Hahn, who is running for reelection, said renters and homeowners already are reeling from escalating housing costs.

School Board member Stacy Hahn
School Board member Stacy Hahn [ DOUGLAS R. CLIFFORD | Times ]

“This is not the time to go out to our families and say, ‘We need you to carry this burden,’” Hahn said. “I don’t want our families to feel guilty because they’re choosing to pay their rent and mortgages and put food on the table versus supporting this referendum, this tax increase.”

Perez, also running for reelection, made similar arguments about economic hardship at a board workshop a week ago.

On Tuesday, she added that district leaders are slow to give her clear information about finances.
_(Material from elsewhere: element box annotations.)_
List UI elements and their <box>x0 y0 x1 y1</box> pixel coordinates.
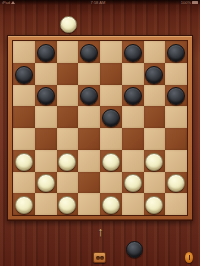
white-checker-piece[interactable] <box>145 196 163 214</box>
black-checker-piece[interactable] <box>80 87 98 105</box>
black-checker-piece[interactable] <box>167 44 185 62</box>
black-checker-piece[interactable] <box>145 66 163 84</box>
square-h5 <box>165 106 187 128</box>
square-a1[interactable] <box>13 193 35 215</box>
square-a8 <box>13 41 35 63</box>
square-g6 <box>144 85 166 107</box>
square-b6[interactable] <box>35 85 57 107</box>
square-c2 <box>57 172 79 194</box>
black-checker-piece[interactable] <box>80 44 98 62</box>
square-e5[interactable] <box>100 106 122 128</box>
square-a7[interactable] <box>13 63 35 85</box>
square-h1 <box>165 193 187 215</box>
square-f8[interactable] <box>122 41 144 63</box>
checkers-board <box>7 35 193 221</box>
captured-pieces-button[interactable] <box>93 252 106 263</box>
square-d3 <box>78 150 100 172</box>
black-checker-piece[interactable] <box>124 44 142 62</box>
carrier-label: iPad <box>2 0 10 5</box>
square-d6[interactable] <box>78 85 100 107</box>
checker-dot-icon <box>100 256 104 260</box>
info-button[interactable] <box>185 252 193 263</box>
status-left: iPad <box>2 0 15 5</box>
black-checker-piece[interactable] <box>37 87 55 105</box>
black-checker-piece[interactable] <box>15 66 33 84</box>
white-checker-piece[interactable] <box>15 153 33 171</box>
black-checker-piece[interactable] <box>37 44 55 62</box>
square-f1 <box>122 193 144 215</box>
square-c7[interactable] <box>57 63 79 85</box>
square-e8 <box>100 41 122 63</box>
white-checker-piece[interactable] <box>58 196 76 214</box>
square-e4 <box>100 128 122 150</box>
square-h2[interactable] <box>165 172 187 194</box>
square-d4[interactable] <box>78 128 100 150</box>
square-e3[interactable] <box>100 150 122 172</box>
black-checker-piece[interactable] <box>167 87 185 105</box>
square-b7 <box>35 63 57 85</box>
square-a5[interactable] <box>13 106 35 128</box>
square-f2[interactable] <box>122 172 144 194</box>
square-g5[interactable] <box>144 106 166 128</box>
square-e7[interactable] <box>100 63 122 85</box>
square-a2 <box>13 172 35 194</box>
info-icon <box>189 255 190 260</box>
square-g2 <box>144 172 166 194</box>
square-b2[interactable] <box>35 172 57 194</box>
square-h3 <box>165 150 187 172</box>
square-d7 <box>78 63 100 85</box>
square-b8[interactable] <box>35 41 57 63</box>
square-b1 <box>35 193 57 215</box>
square-c8 <box>57 41 79 63</box>
square-g7[interactable] <box>144 63 166 85</box>
square-f6[interactable] <box>122 85 144 107</box>
square-f7 <box>122 63 144 85</box>
square-b3 <box>35 150 57 172</box>
square-c3[interactable] <box>57 150 79 172</box>
square-f5 <box>122 106 144 128</box>
status-clock: 7:58 AM <box>91 0 106 5</box>
black-checker-piece[interactable] <box>102 109 120 127</box>
square-g8 <box>144 41 166 63</box>
white-checker-piece[interactable] <box>37 174 55 192</box>
square-c5[interactable] <box>57 106 79 128</box>
status-bar: iPad 7:58 AM 100% <box>0 0 200 5</box>
square-c6 <box>57 85 79 107</box>
app-screen: iPad 7:58 AM 100% ↑ <box>0 0 200 266</box>
square-a6 <box>13 85 35 107</box>
square-g3[interactable] <box>144 150 166 172</box>
square-h4[interactable] <box>165 128 187 150</box>
square-d5 <box>78 106 100 128</box>
square-g1[interactable] <box>144 193 166 215</box>
square-a3[interactable] <box>13 150 35 172</box>
black-checker-piece[interactable] <box>124 87 142 105</box>
square-c4 <box>57 128 79 150</box>
square-h7 <box>165 63 187 85</box>
white-checker-piece[interactable] <box>145 153 163 171</box>
square-d1 <box>78 193 100 215</box>
white-checker-piece[interactable] <box>58 153 76 171</box>
white-checker-piece[interactable] <box>167 174 185 192</box>
white-checker-piece[interactable] <box>15 196 33 214</box>
square-e6 <box>100 85 122 107</box>
white-checker-piece[interactable] <box>102 153 120 171</box>
square-b4[interactable] <box>35 128 57 150</box>
wifi-icon <box>11 1 15 4</box>
square-f3 <box>122 150 144 172</box>
battery-icon <box>192 1 198 4</box>
square-e2 <box>100 172 122 194</box>
square-a4 <box>13 128 35 150</box>
battery-percent: 100% <box>181 0 191 5</box>
square-d2[interactable] <box>78 172 100 194</box>
square-c1[interactable] <box>57 193 79 215</box>
square-h8[interactable] <box>165 41 187 63</box>
square-f4[interactable] <box>122 128 144 150</box>
white-checker-piece[interactable] <box>124 174 142 192</box>
status-right: 100% <box>181 0 198 5</box>
square-g4 <box>144 128 166 150</box>
turn-indicator-arrow-icon: ↑ <box>93 224 108 239</box>
square-h6[interactable] <box>165 85 187 107</box>
square-e1[interactable] <box>100 193 122 215</box>
captured-black-piece <box>126 241 143 258</box>
board-grid <box>12 40 188 216</box>
white-checker-piece[interactable] <box>102 196 120 214</box>
captured-white-piece <box>60 16 77 33</box>
square-d8[interactable] <box>78 41 100 63</box>
square-b5 <box>35 106 57 128</box>
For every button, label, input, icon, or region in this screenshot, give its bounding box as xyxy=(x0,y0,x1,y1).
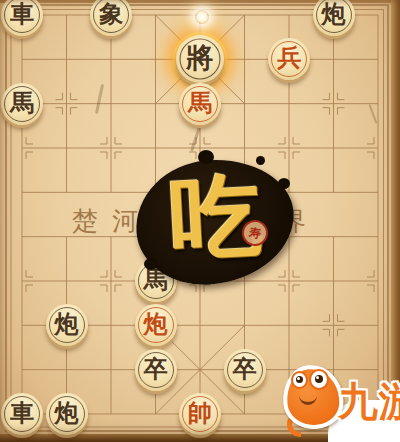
piece-black-車-f1r10[interactable]: 車 xyxy=(1,393,43,435)
piece-black-炮-f2r10[interactable]: 炮 xyxy=(46,393,88,435)
piece-black-馬-f1r3[interactable]: 馬 xyxy=(1,83,43,125)
piece-black-炮-f2r8[interactable]: 炮 xyxy=(46,304,88,346)
9game-brand-text: 九游 xyxy=(338,374,400,429)
piece-black-將-f5r2[interactable]: 將 xyxy=(176,35,224,83)
piece-black-卒-f4r9[interactable]: 卒 xyxy=(135,349,177,391)
piece-red-炮-f4r8[interactable]: 炮 xyxy=(135,304,177,346)
piece-black-馬-f4r7[interactable]: 馬 xyxy=(135,260,177,302)
piece-black-卒-f6r9[interactable]: 卒 xyxy=(224,349,266,391)
sparkle-effect-icon xyxy=(195,10,209,24)
piece-red-帥-f5r10[interactable]: 帥 xyxy=(179,393,221,435)
river-label-han-jie: 漢界 xyxy=(240,204,320,239)
xiangqi-board: 楚河 漢界 車象炮將兵馬馬馬炮炮卒卒車炮帥 吃 寿 九游 xyxy=(0,0,400,442)
river-label-chu-he: 楚河 xyxy=(72,204,152,239)
9game-mascot-icon xyxy=(281,363,341,429)
piece-red-馬-f5r3[interactable]: 馬 xyxy=(179,83,221,125)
She referred to one document she received from administrators as a “shut-her-up report.”

School Board Member Karen Perez
School Board Member Karen Perez [ DIRK SHADD | Times ]

Perez suggested that property value increases alone will yield most of the $126 million that the tax would generate. Romaneir Johnson, the district’s chief financial officer, said it is not yet possible to know if that is true, as the state can adjust payments despite the rising values.

Firmly in support of the referendum was board member Lynn Gray, who said the district has a responsibility to pay livable wages as the area’s largest employer, even though she also noted that “from the taxpayer point of view, the timing probably couldn’t be worse.”

Also in favor were board chairperson Nadia Combs, who mentioned that her own daughter lost two teachers this year, and Jessica Vaughn, who said voters have a right to decide if they can withstand higher housing costs and if they have confidence in district leadership.

School Board member Henry "Shake" Washington
School Board member Henry "Shake" Washington [ DOUGLAS R. CLIFFORD | Times ]

As for the upcoming campaign, board member Henry “Shake” Washington said, “We just have to do what it takes and convince people that we are transparent and we want to do the right thing for people.”